A spokesman said: " No – this scheme has continued to develop despite extremely difficult conditions in the housing and construction sectors, bringing a new neighbourhood and community facilities to Glasgow."
Bett sealed the deal at the expense of a rival consortium.
Their proposal, the Evening Times understands, was a 50/50 partnership profit sharing agreement.
The council and firm agreed a nine-stage development for the neighbourhood scheduled for completion in 2012/13, the current financial year.
So far the developer is coming to the end of only the second of those stages.
A spokesman for the council said: "There are 213 socially rented homes now built, with 255 private homes either built or under construction. This leaves 858 private homes still to be built."
Both Bett and the council blame delays on the credit crunch.
The spokesman added: "Clearly the housing and property market has changed significantly since this project began, so it is difficult to say when it is likely to be complete.
"However, it seems reasonable to assume that the housing market will improve significantly – compared to the conditions of the past five years – in the medium-term, so this should mean higher demand for these homes in the years to come and an acceleration of the progress made during the current economic downturn."

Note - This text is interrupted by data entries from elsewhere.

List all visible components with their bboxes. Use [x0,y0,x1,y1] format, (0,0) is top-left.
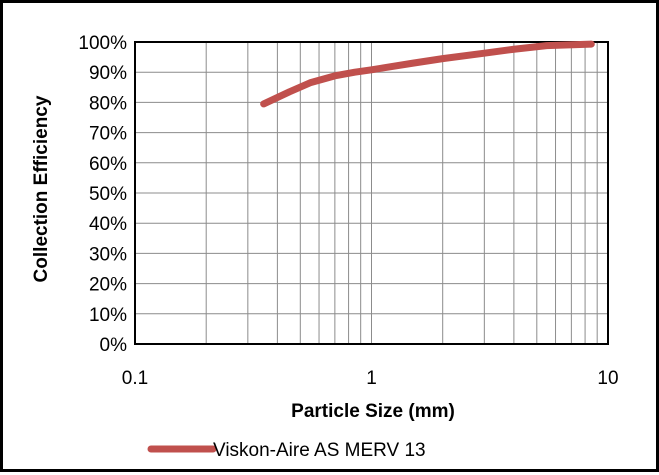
legend: Viskon-Aire AS MERV 13 [147,440,426,461]
y-tick-label: 30% [89,244,127,265]
x-axis-title: Particle Size (mm) [291,401,455,422]
x-tick-label: 0.1 [122,368,148,389]
series-line [260,40,595,108]
legend-label: Viskon-Aire AS MERV 13 [213,440,426,461]
y-tick-label: 40% [89,214,127,235]
y-tick-label: 0% [100,335,128,356]
plot-area [134,41,609,345]
y-tick-label: 10% [89,305,127,326]
y-tick-label: 80% [89,93,127,114]
y-tick-label: 70% [89,124,127,145]
tick-labels: 0% 10% 20% 30% 40% 50% 60% 70% 80% 90% 100% 0.1 1 10 [78,33,618,389]
series [260,40,595,108]
x-tick-label: 1 [366,368,377,389]
y-tick-label: 90% [89,63,127,84]
y-tick-label: 100% [78,33,127,54]
x-tick-label: 10 [597,368,618,389]
y-tick-label: 50% [89,184,127,205]
y-tick-label: 20% [89,275,127,296]
efficiency-chart: 0%10%20%30%40%50%60%70%80%90%100%0.1 1 10 … [31,33,619,461]
y-axis-title: Collection Efficiency [31,95,52,282]
grid [134,41,608,345]
y-tick-label: 60% [89,154,127,175]
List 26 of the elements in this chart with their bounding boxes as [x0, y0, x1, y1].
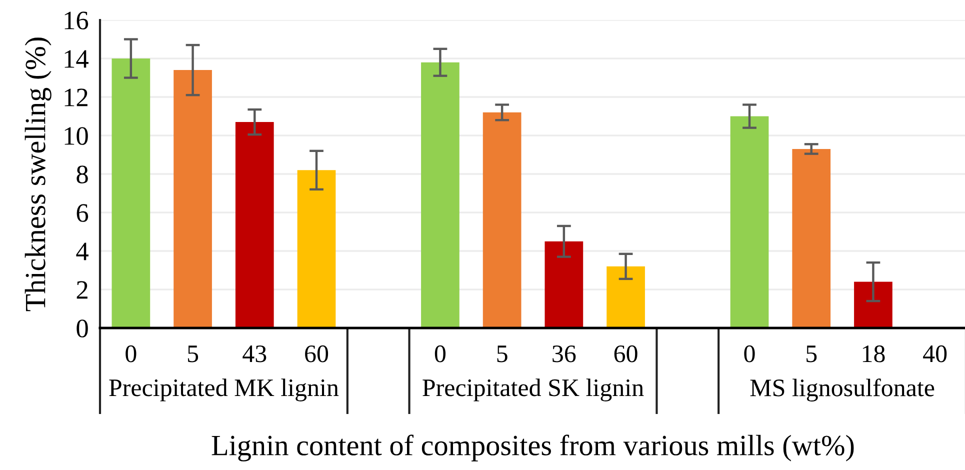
x-tick-label: 5 [497, 346, 508, 362]
x-tick-label: 18 [862, 345, 885, 362]
x-tick-label: 36 [552, 345, 576, 362]
x-tick-label: 0 [126, 345, 136, 362]
y-tick-label: 12 [64, 88, 88, 106]
x-tick-label: 5 [188, 346, 198, 362]
text: Precipitated SK lignin [422, 378, 644, 402]
text: Precipitated MK lignin [109, 378, 339, 402]
y-tick-label: 2 [76, 281, 88, 299]
x-tick-label: 0 [434, 345, 446, 362]
y-tick-label: 16 [64, 12, 88, 30]
x-tick-label: 40 [923, 345, 947, 362]
x-tick-label: 60 [305, 345, 328, 362]
text: MS lignosulfonate [750, 378, 934, 402]
x-tick-label: 43 [242, 345, 266, 362]
y-tick-label: 10 [64, 127, 88, 145]
x-tick-label: 0 [744, 345, 755, 362]
y-tick-label: 0 [76, 320, 88, 338]
y-tick-label: 4 [76, 242, 88, 260]
y-tick-label: 6 [76, 204, 88, 222]
y-tick-label: 8 [76, 166, 88, 184]
x-tick-label: 5 [806, 346, 817, 362]
x-tick-label: 60 [614, 345, 638, 362]
y-axis-title: Thickness swelling (%) [24, 38, 52, 312]
y-tick-label: 14 [64, 50, 88, 68]
x-axis-title: Lignin content of composites from various mills (wt%) [212, 434, 854, 462]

The Oatlands development was estimated to be valued at around £190m in September 2005 when leases where signed for the area.
Bett as part of its deal with the council was supposed to carry out a whole series of "public works" as its construction progressed.
These included diverting Rutherglen Road, which has been done.
The Evening Times three years ago revealed that Glasgow City Council had picked up the bill for this – £3m – as Bett could not do so.
The council now declines to comment on this transaction. "Information on the Rutherglen Road diversion is commercially confidential between the parties," said the spokesman.
Other public work has been completed, including the laying out and planting of Oatlands Square, landscaping the entrance to Dixon's Blazes Industrial Estate, riverside pathways and relocating allotments. Other public works, including improvements to Richmond Park, will take place when Bett speeds up the project.
The Evening Times understands sales of the homes ran at three a month in 2011 and were planned to be about the same last year, a time in which sales had "picked up", according to the council.
There is no suggestion that Bett has done anything wrong or breached the terms of its deal with the council.
Bett had no comment.
Editor’s note: Since publication, the Council has confirmed that there was indeed no land valuation before sale, but council officers had made their own estimate of “future income versus value of planning gains” in 2001, which they say helped them to consider whether they were receiving value for public money from the eventual disposal some years later.